Richmond's Chris Knights (left), the AFL's first free agent, is "the pride of South Australia" no more
Photo: Getty Images
Monday was "a sad day for football", according to former Sydney Swans coach Paul Roos.
The beginning of free agency will, Roos said, mark the beginning of the end for equality. It will usher in an era of "better clubs getting better and lesser clubs getting attacked". "I think we're seeing what we suspected," he remarked, after Port Adelaide lost players to Fremantle and Richmond. "How are the lesser clubs going to replace the good players?"
This is a very good question, of course, but we should remember that it's far from a new one. Way back in 1994, for example, the struggling, soon-to-be-extinct Fitzroy Football Club lost a very good player to the Sydney Swans. In fact, they lost their captain. That player was a seven-time All Australian and five-time best and fairest winner who had been at the club for some 13 years. His name was Paul Roos.
Yep, the football commentator who fears for the "loyalty (that) has always been the cornerstone of AFL" is the same footballer who, 18 years ago, calmly ditched his club for a better one.
The point we're making, all fun aside, is that what might good for football is not always good for footballers. And maybe their interests should count a bit too. With its tight salary caps, complicated draft systems and generous financial support for lesser clubs, the AFL has gone all out in recent decades to make football a socialist paradise, and it's clear that they've done very well. Not for us the English Premier League, where the trophy basically belongs to Manchester United or one of their few cashed-up rivals.
No fewer than eleven different clubs have won premierships since the AFL began its equalisation policies in 1990. And 16 of the 18 clubs have played a preliminary final. On just about every measure of popularity that you can imagine – profitability, TV ratings, crowd numbers – football is in better shape than ever before.

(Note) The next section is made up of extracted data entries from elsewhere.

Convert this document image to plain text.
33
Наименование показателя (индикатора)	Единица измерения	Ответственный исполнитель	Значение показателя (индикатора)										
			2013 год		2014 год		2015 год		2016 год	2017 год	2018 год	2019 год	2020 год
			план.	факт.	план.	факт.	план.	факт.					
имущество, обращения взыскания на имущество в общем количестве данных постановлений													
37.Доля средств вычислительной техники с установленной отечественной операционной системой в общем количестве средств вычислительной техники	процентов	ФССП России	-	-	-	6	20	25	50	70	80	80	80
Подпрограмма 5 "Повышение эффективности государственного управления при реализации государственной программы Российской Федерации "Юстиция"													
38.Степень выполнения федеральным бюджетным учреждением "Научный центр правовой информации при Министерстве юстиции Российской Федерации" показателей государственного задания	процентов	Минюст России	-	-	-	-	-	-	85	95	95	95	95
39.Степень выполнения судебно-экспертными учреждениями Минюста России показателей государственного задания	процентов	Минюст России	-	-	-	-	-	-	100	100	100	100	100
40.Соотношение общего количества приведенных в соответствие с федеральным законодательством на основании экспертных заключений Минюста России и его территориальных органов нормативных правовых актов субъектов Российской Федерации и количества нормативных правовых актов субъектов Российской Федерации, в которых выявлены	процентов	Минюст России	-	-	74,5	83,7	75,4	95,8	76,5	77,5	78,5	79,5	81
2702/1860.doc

Perhaps it's now time to help out some footballers. Why should a player who has served eight or more seasons at one club not enjoy the opportunity to look elsewhere? The right to choose your own employer is pretty much a given in any other industry. Nobody's ever said that a McDonalds employee should be denied the right to work at KFC.
Let's not forget that very few footballers are able to choose their club in the first place. Every year at draft time, dozens of teenagers discover that, if they are to live their dream, they'll have to live their life in another state. It's goodbye to friends and family, and hello to a bunch of strangers that they may not like all that much. For all their superhuman skills, footy players are just people. Why should it be such a scandal if some of them would rather live near their mums?
"But it's just about money," the naysayers splutter – and we say "So what if it is?" Anyone should have the right to get what they can for their services, especially if they can only provide those services for a very short time. The average AFL career is roughly four years, and despite the poster boys in the media and the wealthy property developers and pub barons, the average post-AFL career is ordinary at best. Football skills aren't exactly what you'd call transferable. Can you picture Brendan Fevola in an office 10 years from now, brow furrowed as he examines a spreadsheet? Nope, me neither.
And one last little point about loyalty, this supposed "cornerstone" of the AFL. Why should it be demanded of players when it's clearly an optional extra for clubs? Every year each club puts all sorts of names on the trade table, and every year they ruthlessly clean out their list. "Football is a business," is the line trotted out to the unlucky players whose top-flight dream has just been ended.
Well, the clubs are right. It is. And now it's time for the players to enjoy some more of the spoils.
The views in this article are those of the author and not necessarily those of BigPond Sport.